Investing in these farmers by providing technology, training and other solutions can help mitigate these risks and increase food security across the value chain.
FarmBeats, a Microsoft project that has been ongoing since 2015, is working on ways to improve agriculture using AI, edge computing, and IoT technology. The project’s goal is to enable data-driven farming coupled with the farmer’s knowledge and intuition about his or her farm to increase farm productivity and reduce costs. However, getting data from the farm is extremely difficult since there is often no power in the field, or Internet on the farms. As part of the FarmBeats project, they are building several unique solutions to solve these problems using low-cost sensors, drones and machine learning algorithms.
FarmBeats uses TV White Space (TVWS) radios to wirelessly connect sensors and capture data; and machine learning algorithms to integrate sensor data with aerial imagery and other relevant data (such as weather, crop predictions, and best practices) ultimately delivering actionable insights to farmers, all at a fraction of the cost of existing solutions and with far less consumption of resources to deliver those yields. This is a digital transformation of agriculture, at both small and large scales, that’s critical to meeting 21st century food-supply challenges.

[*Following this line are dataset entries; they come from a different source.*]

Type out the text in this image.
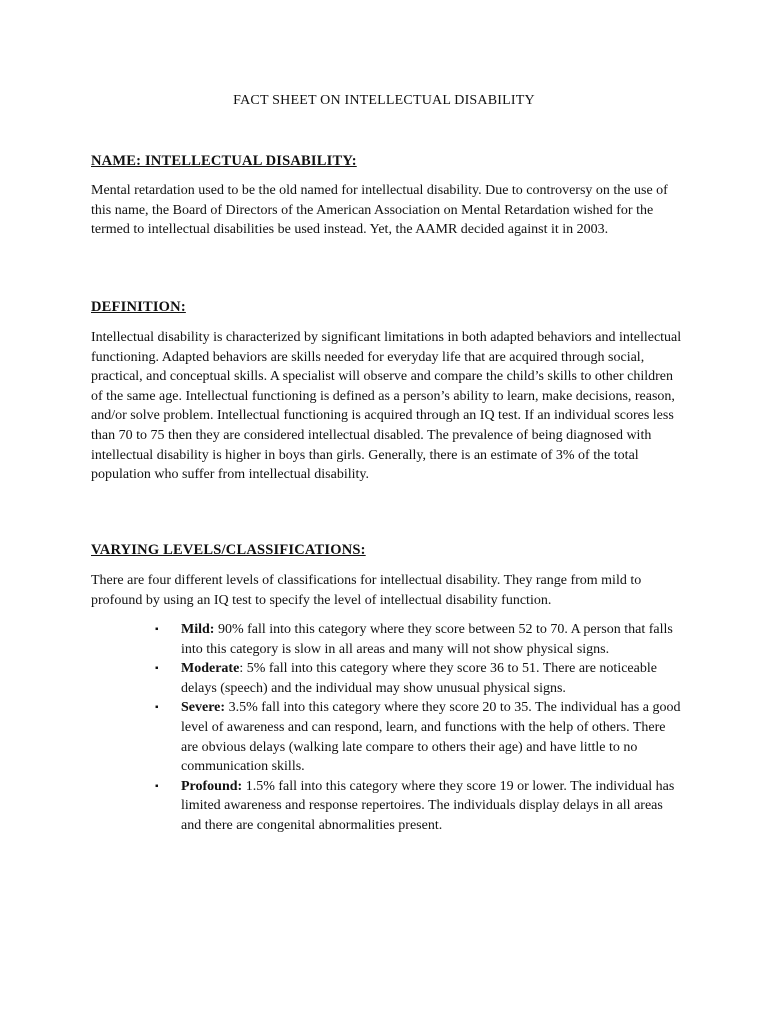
FACT SHEET ON INTELLECTUAL DISABILITY
NAME: INTELLECTUAL DISABILITY:
Mental retardation used to be the old named for intellectual disability. Due to controversy on the use of this name, the Board of Directors of the American Association on Mental Retardation wished for the termed to intellectual disabilities be used instead. Yet, the AAMR decided against it in 2003.
DEFINITION:
Intellectual disability is characterized by significant limitations in both adapted behaviors and intellectual functioning. Adapted behaviors are skills needed for everyday life that are acquired through social, practical, and conceptual skills. A specialist will observe and compare the child’s skills to other children of the same age. Intellectual functioning is defined as a person’s ability to learn, make decisions, reason, and/or solve problem. Intellectual functioning is acquired through an IQ test. If an individual scores less than 70 to 75 then they are considered intellectual disabled. The prevalence of being diagnosed with intellectual disability is higher in boys than girls. Generally, there is an estimate of 3% of the total population who suffer from intellectual disability.
VARYING LEVELS/CLASSIFICATIONS:
There are four different levels of classifications for intellectual disability. They range from mild to profound by using an IQ test to specify the level of intellectual disability function.
▪ Mild: 90% fall into this category where they score between 52 to 70. A person that falls into this category is slow in all areas and many will not show physical signs.
▪ Moderate: 5% fall into this category where they score 36 to 51. There are noticeable delays (speech) and the individual may show unusual physical signs.
▪ Severe: 3.5% fall into this category where they score 20 to 35. The individual has a good level of awareness and can respond, learn, and functions with the help of others. There are obvious delays (walking late compare to others their age) and have little to no communication skills.
▪ Profound: 1.5% fall into this category where they score 19 or lower. The individual has limited awareness and response repertoires. The individuals display delays in all areas and there are congenital abnormalities present.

It’s evident that disruptive technologies can end perennial famine in some of the world’s most underserved regions. But even the Middle East and African countries best positioned to take advantage of new technologies like AI have additional hurdles to overcome. This is why Microsoft continues to invest in better connectivity, acquiring the necessary data and improving the overall skills base. As the world’s food requirements heighten, Microsoft is working more closely than ever with its customers to use digital technology and AI to address sustainability challenges.